Corneal abrasion

Introduction

Eye trauma is a common presentation to the Paediatric Emergency Department (PED), with corneal abrasions representing almost half of these.

A corneal abrasion is a scratch to the cornea, the clear, dome-shaped surface that covers the front of the eye. Children with corneal abrasions typically present with a history of trauma and symptoms of foreign body sensation. The commonest cause is direct minor trauma such as tree branches or twigs, pebbles, a fingernail or toys. Sand and other small particles can also cause a corneal abrasion, especially if the child has rubbed their eyes.

Symptoms

The commonest symptoms associated with corneal abrasion are:

  • Redness in the affected eye
  • Pain particularly when the child looks at a light
  • Tearing (watering) of that eye
  • Foreign body sensation
  • Excessive blinking in the affected eye
  • Decreased visual acuity

History

Most cases will be associated with direct trauma. When assessing a painful eye, the following questions should be asked:

  • Onset and duration
  • Previous ocular history
  • Do they wear contact lenses or glasses and if there was prolonged contact lenses use
  • Symptoms: pain, foreign body sensation, visual disturbance, either temporary or persisting, including flashes (retinal detachment) or floaters (intra-ocular) in vision , diplopia, lacrimation, photophobia or discharge
  • Proximity to chemicals or high velocity projectiles (particularly lawn-mowers, power tools, hammering or motor vehicle accidents)

Examination

Corneal abrasion can be very painful. It’s worth considering administering local anaesthetic eye-drops prior to attempting a thorough examination of the child’s eye.

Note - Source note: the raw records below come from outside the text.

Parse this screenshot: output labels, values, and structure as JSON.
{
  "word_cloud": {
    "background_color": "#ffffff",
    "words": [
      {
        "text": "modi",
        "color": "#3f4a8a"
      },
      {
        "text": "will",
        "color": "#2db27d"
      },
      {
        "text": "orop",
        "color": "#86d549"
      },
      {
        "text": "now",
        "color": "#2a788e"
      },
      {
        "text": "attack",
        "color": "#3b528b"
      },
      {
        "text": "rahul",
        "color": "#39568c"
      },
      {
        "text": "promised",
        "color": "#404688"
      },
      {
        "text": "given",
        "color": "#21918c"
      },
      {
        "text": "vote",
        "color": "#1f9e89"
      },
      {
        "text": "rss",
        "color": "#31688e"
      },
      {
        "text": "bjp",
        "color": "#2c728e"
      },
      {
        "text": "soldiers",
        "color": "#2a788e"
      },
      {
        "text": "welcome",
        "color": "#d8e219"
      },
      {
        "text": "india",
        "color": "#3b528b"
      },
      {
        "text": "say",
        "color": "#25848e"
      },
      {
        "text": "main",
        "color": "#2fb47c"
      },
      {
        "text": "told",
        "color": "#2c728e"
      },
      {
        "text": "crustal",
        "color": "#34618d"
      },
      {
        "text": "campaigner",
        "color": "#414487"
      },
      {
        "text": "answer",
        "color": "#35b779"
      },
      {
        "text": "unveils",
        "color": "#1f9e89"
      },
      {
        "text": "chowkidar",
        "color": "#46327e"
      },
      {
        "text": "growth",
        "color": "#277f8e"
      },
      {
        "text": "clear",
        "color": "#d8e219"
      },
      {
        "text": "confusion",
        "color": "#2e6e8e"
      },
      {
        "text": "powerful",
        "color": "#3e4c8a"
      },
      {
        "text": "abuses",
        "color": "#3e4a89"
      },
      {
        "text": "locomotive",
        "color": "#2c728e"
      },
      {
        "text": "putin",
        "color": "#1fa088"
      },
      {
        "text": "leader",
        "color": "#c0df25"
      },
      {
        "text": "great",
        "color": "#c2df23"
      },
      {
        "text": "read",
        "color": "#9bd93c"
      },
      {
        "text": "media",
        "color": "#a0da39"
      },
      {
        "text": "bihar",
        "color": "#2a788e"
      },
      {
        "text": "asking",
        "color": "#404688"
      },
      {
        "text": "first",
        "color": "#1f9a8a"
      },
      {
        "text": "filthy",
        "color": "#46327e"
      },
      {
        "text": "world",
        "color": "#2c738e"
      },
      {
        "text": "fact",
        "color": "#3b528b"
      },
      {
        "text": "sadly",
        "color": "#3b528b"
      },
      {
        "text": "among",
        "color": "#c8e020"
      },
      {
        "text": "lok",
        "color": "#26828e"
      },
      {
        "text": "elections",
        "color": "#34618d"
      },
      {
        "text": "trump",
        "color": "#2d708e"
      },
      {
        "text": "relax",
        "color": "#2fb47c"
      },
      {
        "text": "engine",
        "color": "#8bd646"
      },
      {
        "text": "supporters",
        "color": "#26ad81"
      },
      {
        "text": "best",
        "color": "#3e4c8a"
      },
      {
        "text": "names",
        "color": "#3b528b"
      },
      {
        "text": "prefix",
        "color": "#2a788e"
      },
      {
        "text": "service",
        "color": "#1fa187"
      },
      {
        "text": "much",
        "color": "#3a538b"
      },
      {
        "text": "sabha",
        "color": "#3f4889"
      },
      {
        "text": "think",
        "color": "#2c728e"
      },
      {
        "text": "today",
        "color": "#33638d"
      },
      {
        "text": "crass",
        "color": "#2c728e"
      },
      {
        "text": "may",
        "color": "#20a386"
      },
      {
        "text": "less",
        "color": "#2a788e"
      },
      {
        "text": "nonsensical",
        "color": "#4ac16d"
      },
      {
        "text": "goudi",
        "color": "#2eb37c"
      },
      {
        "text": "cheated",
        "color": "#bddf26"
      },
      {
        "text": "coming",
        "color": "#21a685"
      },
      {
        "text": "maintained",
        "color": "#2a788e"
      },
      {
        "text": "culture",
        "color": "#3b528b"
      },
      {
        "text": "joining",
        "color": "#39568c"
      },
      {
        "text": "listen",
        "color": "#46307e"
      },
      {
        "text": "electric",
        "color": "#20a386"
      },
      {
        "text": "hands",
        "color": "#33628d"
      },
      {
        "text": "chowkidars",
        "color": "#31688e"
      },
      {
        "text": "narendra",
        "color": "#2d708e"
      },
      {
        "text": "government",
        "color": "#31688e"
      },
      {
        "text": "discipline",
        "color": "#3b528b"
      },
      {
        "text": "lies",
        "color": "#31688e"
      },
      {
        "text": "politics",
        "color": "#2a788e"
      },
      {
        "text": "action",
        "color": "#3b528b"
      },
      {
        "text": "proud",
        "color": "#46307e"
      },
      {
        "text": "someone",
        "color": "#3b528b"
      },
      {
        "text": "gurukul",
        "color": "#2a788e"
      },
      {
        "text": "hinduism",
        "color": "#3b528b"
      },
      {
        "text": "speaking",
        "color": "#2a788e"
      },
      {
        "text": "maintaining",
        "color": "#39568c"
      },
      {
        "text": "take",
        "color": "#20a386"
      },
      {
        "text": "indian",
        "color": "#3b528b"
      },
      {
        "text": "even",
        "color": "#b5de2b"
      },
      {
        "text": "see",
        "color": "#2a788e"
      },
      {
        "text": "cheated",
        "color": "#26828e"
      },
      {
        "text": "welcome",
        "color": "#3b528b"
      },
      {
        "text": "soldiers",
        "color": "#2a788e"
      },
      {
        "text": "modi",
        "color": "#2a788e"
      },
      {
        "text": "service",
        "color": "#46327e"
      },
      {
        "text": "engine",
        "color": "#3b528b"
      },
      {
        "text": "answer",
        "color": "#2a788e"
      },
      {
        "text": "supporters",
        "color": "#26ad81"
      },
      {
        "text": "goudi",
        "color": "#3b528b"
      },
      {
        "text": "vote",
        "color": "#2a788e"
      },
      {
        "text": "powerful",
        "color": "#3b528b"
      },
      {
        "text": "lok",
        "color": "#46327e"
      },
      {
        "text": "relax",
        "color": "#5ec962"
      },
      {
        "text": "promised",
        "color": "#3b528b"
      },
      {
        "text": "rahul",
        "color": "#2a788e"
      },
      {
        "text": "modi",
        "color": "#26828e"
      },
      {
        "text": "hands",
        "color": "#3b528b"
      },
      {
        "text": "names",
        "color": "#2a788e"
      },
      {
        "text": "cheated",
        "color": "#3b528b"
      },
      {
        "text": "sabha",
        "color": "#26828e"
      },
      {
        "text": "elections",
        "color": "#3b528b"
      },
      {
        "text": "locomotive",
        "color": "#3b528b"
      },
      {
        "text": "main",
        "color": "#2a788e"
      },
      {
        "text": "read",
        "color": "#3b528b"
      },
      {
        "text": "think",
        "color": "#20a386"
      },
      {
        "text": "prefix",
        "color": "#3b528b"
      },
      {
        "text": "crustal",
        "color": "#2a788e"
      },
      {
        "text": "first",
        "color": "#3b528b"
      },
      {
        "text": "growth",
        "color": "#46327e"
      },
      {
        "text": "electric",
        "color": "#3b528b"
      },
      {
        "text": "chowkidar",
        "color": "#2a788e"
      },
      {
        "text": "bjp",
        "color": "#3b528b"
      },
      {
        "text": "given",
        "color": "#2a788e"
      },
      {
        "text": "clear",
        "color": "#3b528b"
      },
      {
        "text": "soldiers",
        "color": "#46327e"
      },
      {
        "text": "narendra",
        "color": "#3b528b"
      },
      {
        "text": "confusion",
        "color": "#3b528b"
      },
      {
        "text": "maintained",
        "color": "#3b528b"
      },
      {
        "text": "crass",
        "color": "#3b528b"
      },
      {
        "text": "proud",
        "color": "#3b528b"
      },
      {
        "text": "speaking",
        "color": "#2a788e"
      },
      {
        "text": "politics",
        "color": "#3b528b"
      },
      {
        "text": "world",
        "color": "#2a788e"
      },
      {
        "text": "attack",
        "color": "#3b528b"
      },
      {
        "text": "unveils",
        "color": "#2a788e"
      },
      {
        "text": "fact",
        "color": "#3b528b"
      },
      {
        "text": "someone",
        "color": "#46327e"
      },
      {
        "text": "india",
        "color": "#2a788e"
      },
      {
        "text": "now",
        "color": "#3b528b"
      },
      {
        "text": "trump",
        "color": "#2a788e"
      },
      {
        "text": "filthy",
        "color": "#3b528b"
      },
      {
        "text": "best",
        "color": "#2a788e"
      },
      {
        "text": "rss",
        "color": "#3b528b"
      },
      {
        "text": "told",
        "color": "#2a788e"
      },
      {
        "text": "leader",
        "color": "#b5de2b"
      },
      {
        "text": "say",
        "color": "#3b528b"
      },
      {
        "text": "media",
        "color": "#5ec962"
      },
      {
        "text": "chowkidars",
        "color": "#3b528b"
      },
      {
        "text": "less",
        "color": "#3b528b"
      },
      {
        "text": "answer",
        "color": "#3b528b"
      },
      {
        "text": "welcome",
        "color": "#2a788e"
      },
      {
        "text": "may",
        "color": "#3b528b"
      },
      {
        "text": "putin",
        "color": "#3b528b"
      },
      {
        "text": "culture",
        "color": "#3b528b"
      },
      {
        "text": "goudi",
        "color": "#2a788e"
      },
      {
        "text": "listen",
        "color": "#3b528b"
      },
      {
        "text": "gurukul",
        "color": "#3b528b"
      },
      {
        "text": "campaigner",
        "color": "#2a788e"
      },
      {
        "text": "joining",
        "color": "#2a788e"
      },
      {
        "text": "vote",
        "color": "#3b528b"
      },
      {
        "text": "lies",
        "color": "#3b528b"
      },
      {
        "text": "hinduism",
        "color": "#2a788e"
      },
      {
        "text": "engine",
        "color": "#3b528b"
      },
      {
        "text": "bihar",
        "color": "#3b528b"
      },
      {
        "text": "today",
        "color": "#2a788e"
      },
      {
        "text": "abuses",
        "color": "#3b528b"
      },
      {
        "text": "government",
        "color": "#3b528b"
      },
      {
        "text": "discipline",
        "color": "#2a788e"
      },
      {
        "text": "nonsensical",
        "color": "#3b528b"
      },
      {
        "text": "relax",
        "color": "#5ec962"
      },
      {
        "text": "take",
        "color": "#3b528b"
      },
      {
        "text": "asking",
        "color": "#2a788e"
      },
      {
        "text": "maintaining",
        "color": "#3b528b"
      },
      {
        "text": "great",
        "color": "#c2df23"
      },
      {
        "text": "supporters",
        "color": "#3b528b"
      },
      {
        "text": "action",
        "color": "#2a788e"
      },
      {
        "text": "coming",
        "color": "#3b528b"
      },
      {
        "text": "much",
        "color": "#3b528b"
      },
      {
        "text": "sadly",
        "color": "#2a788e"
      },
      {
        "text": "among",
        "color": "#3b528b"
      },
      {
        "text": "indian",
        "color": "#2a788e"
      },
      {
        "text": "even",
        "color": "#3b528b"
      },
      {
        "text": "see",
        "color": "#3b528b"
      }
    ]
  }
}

The eye exam itself should begin by using a pen torch to look for obvious surface abnormalities of the eye and surrounding tissues. Before fluorescein staining look for pupillary light reflex, pupil shape and size, presence of hyphema or hypopyon or a cloudy cornea (prior to blood settling). The presence of hyphema or hypopyon requires an immediate ophthalmologic referral, as do significant decreases in visual acuty.

Staining the eye with fluorescein and viewing under a coloured (cobalt blue or green) light from an ophthalmoscope can highlight conjunctival defects or corneal epithelial defects, and makes abrasions easier to see. Don’t forget to look under the eyelid for foreign bodies. Vertically-linear corneal abrasions are particularly suggestive of this.

Management

The mainstay of treatment involves appropriate analgesia and prophylaxis against infection. Most corneal abrasions heal regardless of therapy in 1 to 3 days, with topical antibiotics helping to prevent infection. In high-risk cases, it may also be worth considering a tetanus booster vaccine.

Oral analgesia such as paracetamol or ibuprofen should be used for pain relief. Patching was previously routine but is no longer recommended for most children as patches do not improve the rate of abrasion recovery or reduce pain. Contact lenses should not be worn while the corneal abrasion is healing. Cycloplegic eye drops (cyclopentolate 1%) can be used for relief of a very painful eye.

There are several antibiotic options. Ointment formulations, such as chloramphenicol 1%, provide lubrication to the injured eye. Ointment has the additional benefit of coating the eye with a thin protective film but it can be difficult for some parents and they often find drops easier to administer. Contact lens wearers will need additional antibiotic prophylaxis for pseudomonas with a fluoroquinolone or aminoglycoside.

Topical corticosteroids should never be used due to delayed healing and increased risk of infection. It is important to remind the child not to rub his or her eyes as this can make the abrasion worse.

Complications

Complications associated with corneal abrasions include corneal ulcers, bacterial keratitis, recurrent erosion syndrome, and traumatic iritis.

Corneal abrasions that have not healed after 3 to 4 days, or children who are unwilling to open the affected eye after 24 hours will require urgent referral to an ophthalmologist.

References

Rittichier, K, Roback, MG, Bassett, KE, 2000. Are Signs and Symptoms Associated With Persistent Corneal Abrasions in Children? Archives of  Pediatrics & Adolescent Medicine.  154 (4) 370-374.

Browner, EA, 2012. Corneal Abrasions. Pediatrics in Review. 33 (6) 285-286

Ghadah S. Al-Saleh, Alfawaz, AM, 2018. Management of traumatic corneal abrasion by a sample of practicing ophthalmologists in Saudi Arabia. Saudi Journal of Opthalmology. 32 (2) 105-109.

Elghonemy, A, 2017. Patching in Corneal Abrasions in Children. Journal of Opthalmology and Related Sciences.  1 (1) 39-43.

Wippweman, JL, Dorsch, JN. 2013. Evaluation and Management of Corneal Abrasions. American Family Physician. 15; 87 (2) 114-120.